Rynki finansowe uodporniły się nie tylko na wypowiedzi polityków, ale również ekonomistów. Mimo ostrzeżeń płynących z ich strony złoty znów się umocnił. Zdrożały również obligacje – głównie dwuletnie. Po pokonaniu w środę istotnych dla złotego poziomów, wczoraj nasza waluta kolejny raz zyskała na wartości. Zdaniem dilerów wciąż utrzymuje się duża aktywność inwestorów zagranicznych – choć wczoraj była nieco mniejsza, co mogło być związane z oczekiwaniem na dzisiejszą decyzję Rady Polityki Pieniężnej w sprawie stóp procentowych.

Po 10 października abonenci sieci komórkowych będą mogli zmienić operatora zachowując dotychczasowy numer telefonu – poinformował rzecznik Urzędu Regulacji Telekomunikacji i Poczty. Choć ustawa Prawo telekomunikacyjne gwarantuje każdemu abonentowi sieci komórkowej i stacjonarnej prawo do zachowania numeru, zapis ten pozostaje na papierze.

Gazeta Prawna

Do końca lutego dorabiający w 2004 r. emeryci i renciści muszą powiadomić ZUS o wysokości przychodu osiągniętego w poprzednim roku kalendarzowym. Obowiązek ten ciąży także odpowiednio na pracodawcy i zleceniodawcy, a w przypadku osoby pełniącej służbę – na właściwej komórce kadrowej. Ze składania oświadczeń zwolnieni są emeryci, którzy ukończyli 60 lat (kobiety) lub 65 lat (mężczyźni) przed podjęciem działalności podlegającej obowiązkowo ubezpieczeniom społecznym.

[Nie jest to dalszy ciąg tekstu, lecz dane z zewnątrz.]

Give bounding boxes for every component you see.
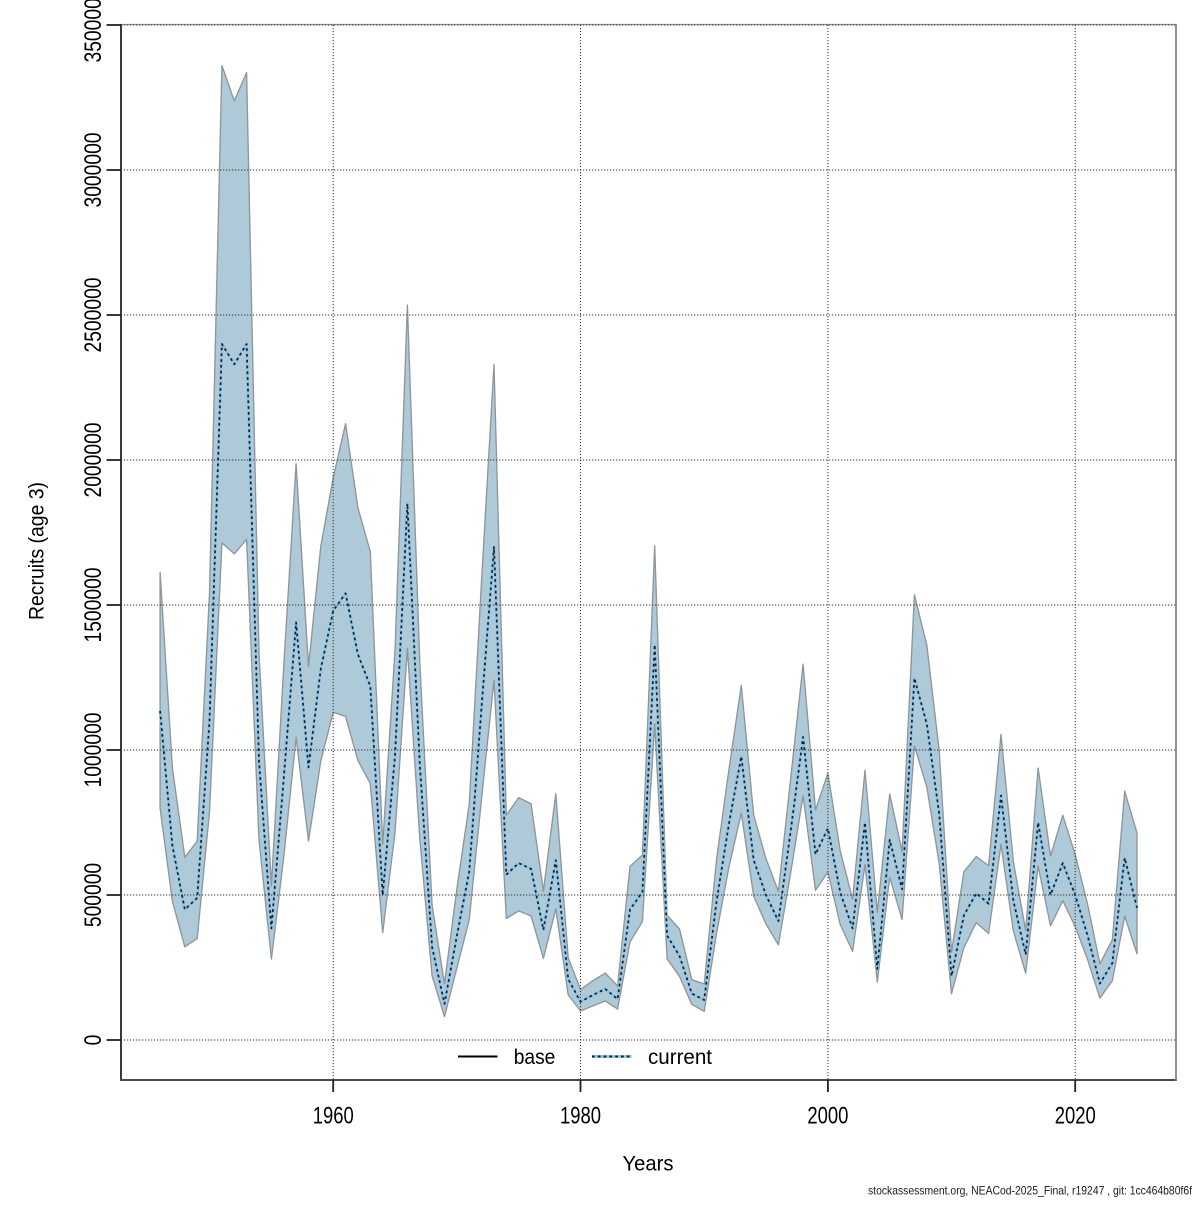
svg-text:500000: 500000 — [80, 863, 107, 927]
svg-text:stockassessment.org, NEACod-20: stockassessment.org, NEACod-2025_Final, … — [868, 1184, 1193, 1198]
svg-text:2500000: 2500000 — [80, 278, 107, 353]
svg-text:current: current — [648, 1046, 712, 1069]
svg-text:base: base — [514, 1046, 556, 1069]
svg-text:1500000: 1500000 — [80, 568, 107, 643]
svg-text:2020: 2020 — [1055, 1103, 1096, 1130]
svg-text:3000000: 3000000 — [80, 133, 107, 208]
svg-text:2000000: 2000000 — [80, 423, 107, 498]
svg-text:Years: Years — [623, 1152, 674, 1176]
svg-text:1960: 1960 — [313, 1103, 354, 1130]
svg-text:2000: 2000 — [807, 1103, 848, 1130]
svg-text:Recruits (age 3): Recruits (age 3) — [25, 482, 49, 620]
svg-text:1980: 1980 — [560, 1103, 601, 1130]
svg-text:1000000: 1000000 — [80, 713, 107, 788]
svg-text:3500000: 3500000 — [80, 0, 107, 63]
svg-text:0: 0 — [80, 1035, 107, 1046]
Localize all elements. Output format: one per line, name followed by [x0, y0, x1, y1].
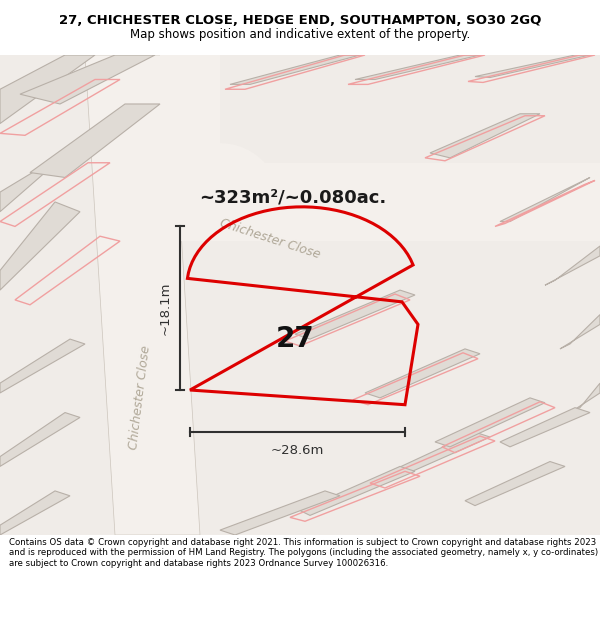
Polygon shape: [20, 55, 155, 104]
Text: 27, CHICHESTER CLOSE, HEDGE END, SOUTHAMPTON, SO30 2GQ: 27, CHICHESTER CLOSE, HEDGE END, SOUTHAM…: [59, 14, 541, 27]
Text: Chichester Close: Chichester Close: [127, 345, 153, 451]
Text: ~18.1m: ~18.1m: [159, 281, 172, 335]
Polygon shape: [570, 383, 600, 412]
Polygon shape: [0, 202, 80, 290]
Polygon shape: [300, 466, 415, 516]
Polygon shape: [230, 55, 360, 84]
Polygon shape: [0, 133, 90, 212]
Text: Chichester Close: Chichester Close: [218, 217, 322, 262]
Polygon shape: [220, 491, 340, 535]
Polygon shape: [380, 432, 490, 481]
Polygon shape: [365, 349, 480, 398]
Polygon shape: [295, 290, 415, 339]
Polygon shape: [475, 55, 590, 78]
Polygon shape: [545, 246, 600, 285]
Text: Contains OS data © Crown copyright and database right 2021. This information is : Contains OS data © Crown copyright and d…: [9, 538, 598, 568]
Polygon shape: [0, 55, 95, 124]
Text: ~323m²/~0.080ac.: ~323m²/~0.080ac.: [199, 188, 386, 206]
Polygon shape: [500, 408, 590, 447]
Text: 27: 27: [275, 325, 314, 353]
Text: Map shows position and indicative extent of the property.: Map shows position and indicative extent…: [130, 28, 470, 41]
Polygon shape: [30, 104, 160, 178]
Polygon shape: [160, 162, 600, 241]
Text: ~28.6m: ~28.6m: [271, 444, 324, 457]
Polygon shape: [560, 314, 600, 349]
Polygon shape: [85, 55, 200, 535]
Polygon shape: [0, 55, 600, 535]
Polygon shape: [465, 461, 565, 506]
Polygon shape: [0, 412, 80, 466]
Polygon shape: [500, 177, 590, 221]
Polygon shape: [0, 339, 85, 393]
Polygon shape: [430, 114, 540, 158]
Polygon shape: [435, 398, 545, 447]
Polygon shape: [355, 55, 480, 79]
Polygon shape: [0, 491, 70, 535]
Polygon shape: [160, 55, 280, 241]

Wprowadzenie od 1 marca br. 22-proc. stawki VAT na dostęp do internetu nie może być traktowane jako podwyżka cen i firmy nie muszą informować klientów o podwyższeniu opłat z tego powodu – uważają cytowani przez PAP przedstawiciele Polskiej Izby Telekomunikacji i Informatyki.

Polska wdrożyła już cały dorobek prawny UE w zakresie ochrony oznaczeń geograficznych i produktów tradycyjnych. Dzięki nowym regulacjom ministerstwo może prowadzić rejestr produktów o regionalnym i tradycyjnych charakterze – poinformował wczoraj minister rolnictwa Wojciech Olejniczak. Obecnie jednak tylko trzy polskie produkty ubiegają się o rejestrację w Unii Europejskiej: oscypek, bryndza i miód wrzosowy z terenów Dolnego Śląska. Wojciech Olejniczak zaznaczył jednak, że wniosków rejestracyjnych powinno być z czasem więcej, gdyż uzyskanie ochrony przynosi producentom wiele korzyści.